Thread: Re: [COMMITTERS] pgsql/doc/TODO.detail (alpha default distinct flock fsync function limit null pg_shadow primary)

Tom Lane writes:

> but if one or both postmasters is started without -i then there's got
> to be some interlock on the Unix socket file.
> 
> I don't much like depending on flock for that, since it isn't available
> everywhere.  The only portable answer is to build a pid-containing
> interlock file for each socket file, as discussed in the TODO item.

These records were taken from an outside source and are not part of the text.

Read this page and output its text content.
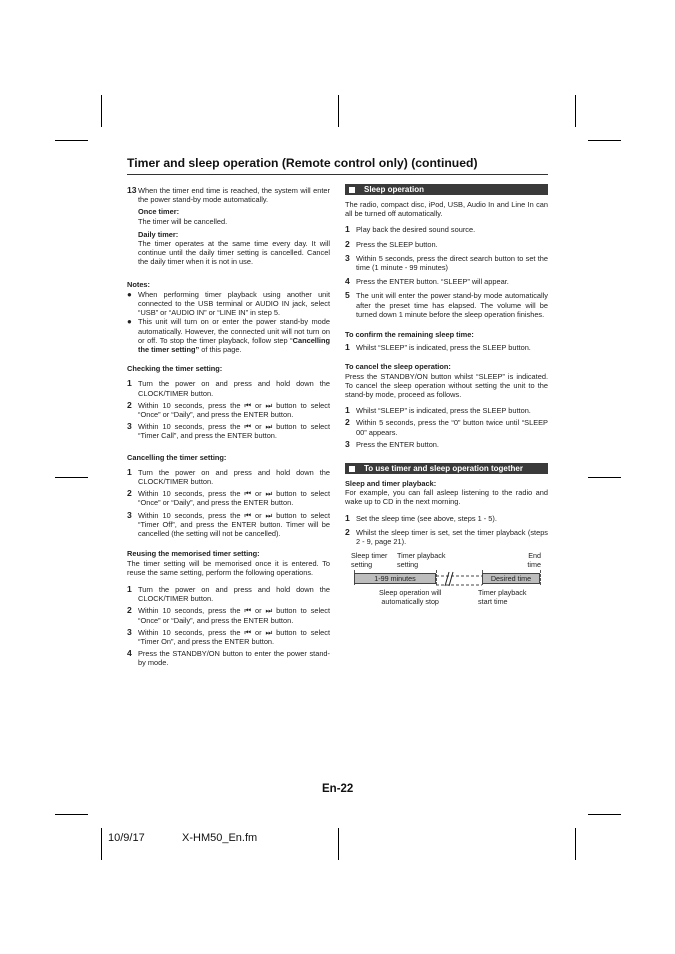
Timer and sleep operation (Remote control only) (continued)
13 When the timer end time is reached, the system will enter the power stand-by mode automatically.
Once timer:

The timer will be cancelled.

Daily timer:

The timer operates at the same time every day. It will continue until the daily timer setting is cancelled. Cancel the daily timer when it is not in use.

Notes:
● When performing timer playback using another unit connected to the USB terminal or AUDIO IN jack, select “USB” or “AUDIO IN” or “LINE IN” in step 5.
● This unit will turn on or enter the power stand-by mode automatically. However, the connected unit will not turn on or off. To stop the timer playback, follow step “Cancelling the timer setting” of this page.
Checking the timer setting:
1 Turn the power on and press and hold down the CLOCK/TIMER button.
2 Within 10 seconds, press the ⏮ or ⏭ button to select “Once” or “Daily”, and press the ENTER button.
3 Within 10 seconds, press the ⏮ or ⏭ button to select “Timer Call”, and press the ENTER button.
Cancelling the timer setting:
1 Turn the power on and press and hold down the CLOCK/TIMER button.
2 Within 10 seconds, press the ⏮ or ⏭ button to select “Once” or “Daily”, and press the ENTER button.
3 Within 10 seconds, press the ⏮ or ⏭ button to select “Timer Off”, and press the ENTER button. Timer will be cancelled (the setting will not be cancelled).
Reusing the memorised timer setting:
The timer setting will be memorised once it is entered. To reuse the same setting, perform the following operations.
1 Turn the power on and press and hold down the CLOCK/TIMER button.
2 Within 10 seconds, press the ⏮ or ⏭ button to select “Once” or “Daily”, and press the ENTER button.
3 Within 10 seconds, press the ⏮ or ⏭ button to select “Timer On”, and press the ENTER button.
4 Press the STANDBY/ON button to enter the power stand-by mode.
Sleep operation
The radio, compact disc, iPod, USB, Audio In and Line In can all be turned off automatically.
1 Play back the desired sound source.
2 Press the SLEEP button.
3 Within 5 seconds, press the direct search button to set the time (1 minute - 99 minutes)
4 Press the ENTER button. “SLEEP” will appear.
5 The unit will enter the power stand-by mode automatically after the preset time has elapsed. The volume will be turned down 1 minute before the sleep operation finishes.
To confirm the remaining sleep time:
1 Whilst “SLEEP” is indicated, press the SLEEP button.
To cancel the sleep operation:
Press the STANDBY/ON button whilst “SLEEP” is indicated. To cancel the sleep operation without setting the unit to the stand-by mode, proceed as follows.
1 Whilst “SLEEP” is indicated, press the SLEEP button.
2 Within 5 seconds, press the “0” button twice until “SLEEP 00” appears.
3 Press the ENTER button.
To use timer and sleep operation together
Sleep and timer playback:
For example, you can fall asleep listening to the radio and wake up to CD in the next morning.
1 Set the sleep time (see above, steps 1 - 5).
2 Whilst the sleep timer is set, set the timer playback (steps 2 - 9, page 21).
Sleep timer
setting
Timer playback
setting
End
time
1-99 minutes	Desired time
Sleep operation will
automatically stop
Timer playback
start time
En-22
10/9/17	X-HM50_En.fm
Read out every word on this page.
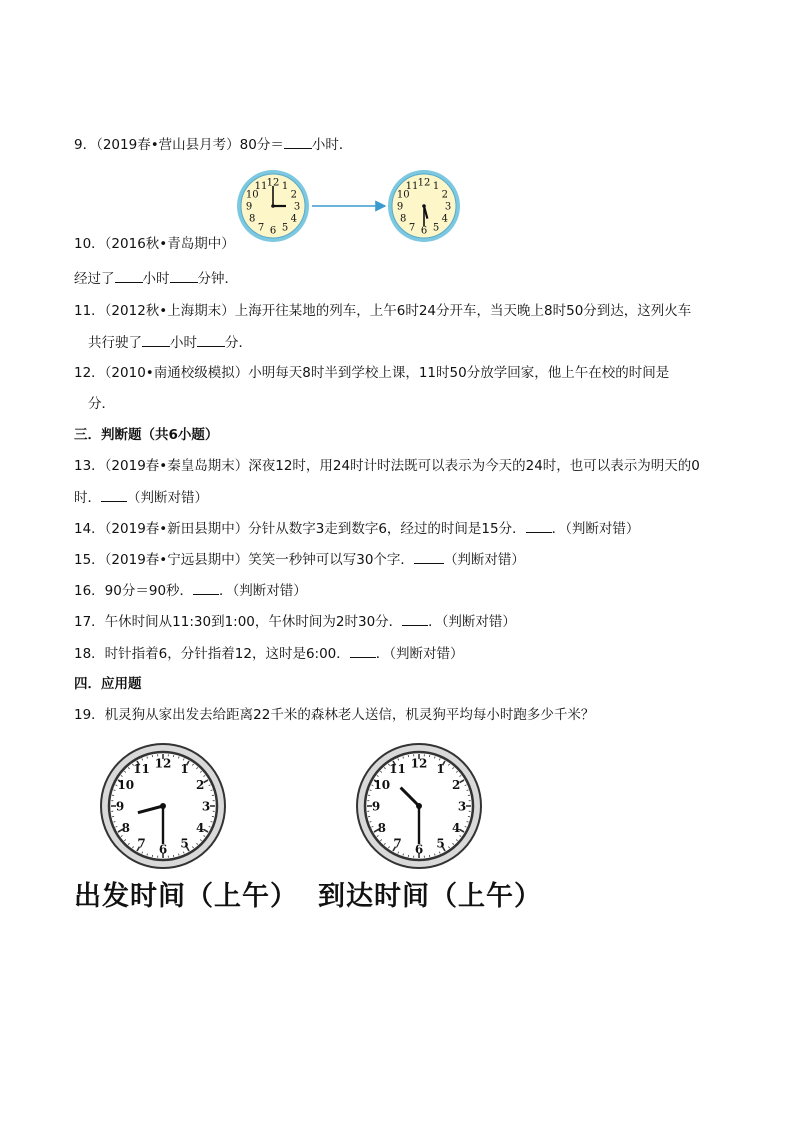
9．（2019春•营山县月考）80分＝ 小时．
12 1
2
3
4
5
6
7
8
9
10
11	12 1
2
3
4
5
6
7
8
9
10
11
12 1
2
3
4
5
6
7
8
9
10
11	12 1
2
3
4
5
6
7
8
9
10
11
10．（2016秋•青岛期中）
经过了 小时 分钟．
11．（2012秋•上海期末）上海开往某地的列车，上午6时24分开车，当天晚上8时50分到达，这列火车
共行驶了 小时 分．
12．（2010•南通校级模拟）小明每天8时半到学校上课，11时50分放学回家，他上午在校的时间是
分．
三．判断题（共6小题）
13．（2019春•秦皇岛期末）深夜12时，用24时计时法既可以表示为今天的24时，也可以表示为明天的0
时． （判断对错）
14．（2019春•新田县期中）分针从数字3走到数字6，经过的时间是15分． ．（判断对错）
15．（2019春•宁远县期中）笑笑一秒钟可以写30个字． （判断对错）
16．90分＝90秒． ．（判断对错）
17．午休时间从11:30到1:00，午休时间为2时30分． ．（判断对错）
18．时针指着6，分针指着12，这时是6:00． ．（判断对错）
四．应用题
19．机灵狗从家出发去给距离22千米的森林老人送信，机灵狗平均每小时跑多少千米？
出发时间（上午） 到达时间（上午）
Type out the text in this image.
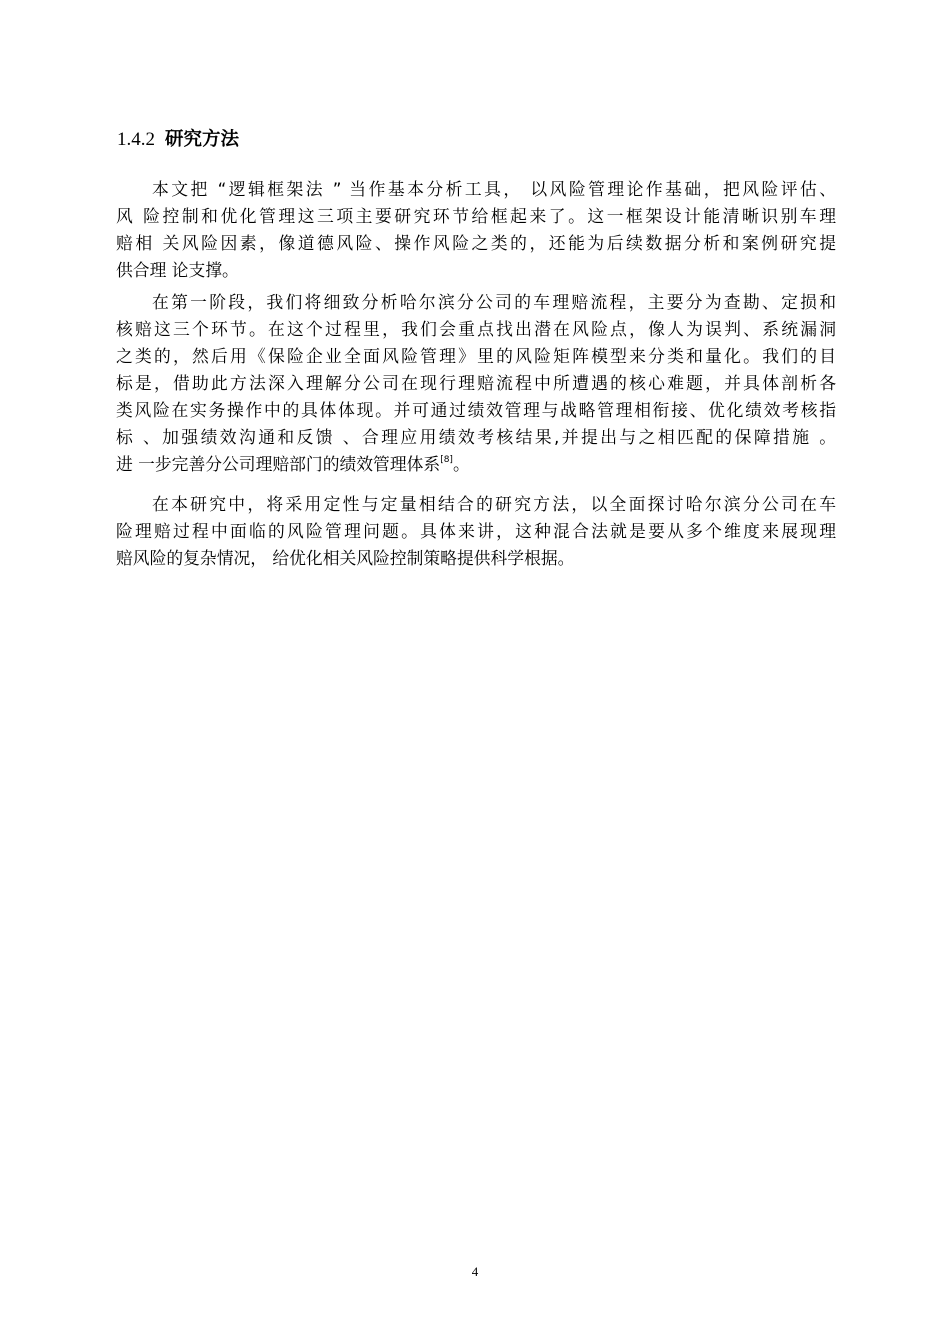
1.4.2 研究方法
本文把 “逻辑框架法 ” 当作基本分析工具， 以风险管理论作基础，把风险评估、
风 险控制和优化管理这三项主要研究环节给框起来了。这一框架设计能清晰识别车理
赔相 关风险因素，像道德风险、操作风险之类的，还能为后续数据分析和案例研究提
供合理 论支撑。
在第一阶段，我们将细致分析哈尔滨分公司的车理赔流程，主要分为查勘、定损和
核赔这三个环节。在这个过程里，我们会重点找出潜在风险点，像人为误判、系统漏洞
之类的，然后用《保险企业全面风险管理》里的风险矩阵模型来分类和量化。我们的目
标是，借助此方法深入理解分公司在现行理赔流程中所遭遇的核心难题，并具体剖析各
类风险在实务操作中的具体体现。并可通过绩效管理与战略管理相衔接、优化绩效考核指
标 、加强绩效沟通和反馈 、合理应用绩效考核结果,并提出与之相匹配的保障措施 。
进 一步完善分公司理赔部门的绩效管理体系[8]。
在本研究中，将采用定性与定量相结合的研究方法，以全面探讨哈尔滨分公司在车
险理赔过程中面临的风险管理问题。具体来讲，这种混合法就是要从多个维度来展现理
赔风险的复杂情况， 给优化相关风险控制策略提供科学根据。
4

But the flock code isn't used because the configure test for it is broken,
and has been broken ever since it was introduced AFAICT. It seems that we
have been relying on the mere existence of the socket file.


-- 
Peter Eisentraut                  Sernanders väg 10:115
peter_e@gmx.net                   75262 Uppsala
http://yi.org/peter-e/            Sweden



Peter Eisentraut <peter_e@gmx.net> writes:
> Tom Lane writes:
>> but if one or both postmasters is started without -i then there's got
>> to be some interlock on the Unix socket file.
>> 
>> I don't much like depending on flock for that, since it isn't available
>> everywhere.  The only portable answer is to build a pid-containing
>> interlock file for each socket file, as discussed in the TODO item.

> But the flock code isn't used because the configure test for it is broken,
> and has been broken ever since it was introduced AFAICT. It seems that we
> have been relying on the mere existence of the socket file.

Oooh, no kidding?  That explains why we're still hearing complaints
about the postmaster failing to start up when there's a socket file
left over from a previous run: the code that's supposed to delete an
old socket file is part of the #ifdef HAVE_FCNTL_SETLK path.

(Tries it out ... sure enough, it's broken ...)

The flock is not really needed to protect the port number; it's there
to prevent a second postmaster from deleting the socket file that
belongs to a still-active old postmaster.  But if you have no delete
logic at all, you can't cope with a leftover socket file.

The flock code *did* work at one time; I recall testing it.  Evidently
someone broke the configure test for it later on.

I think the shortest path to a solution is to fix the configure test,
unless you have the ambition to tackle setting up a set of lock files
for port numbers --- which'd require resolving such thorny questions
as where to keep the lock files.  (/tmp is right out, IMHO.)
        regards, tom lane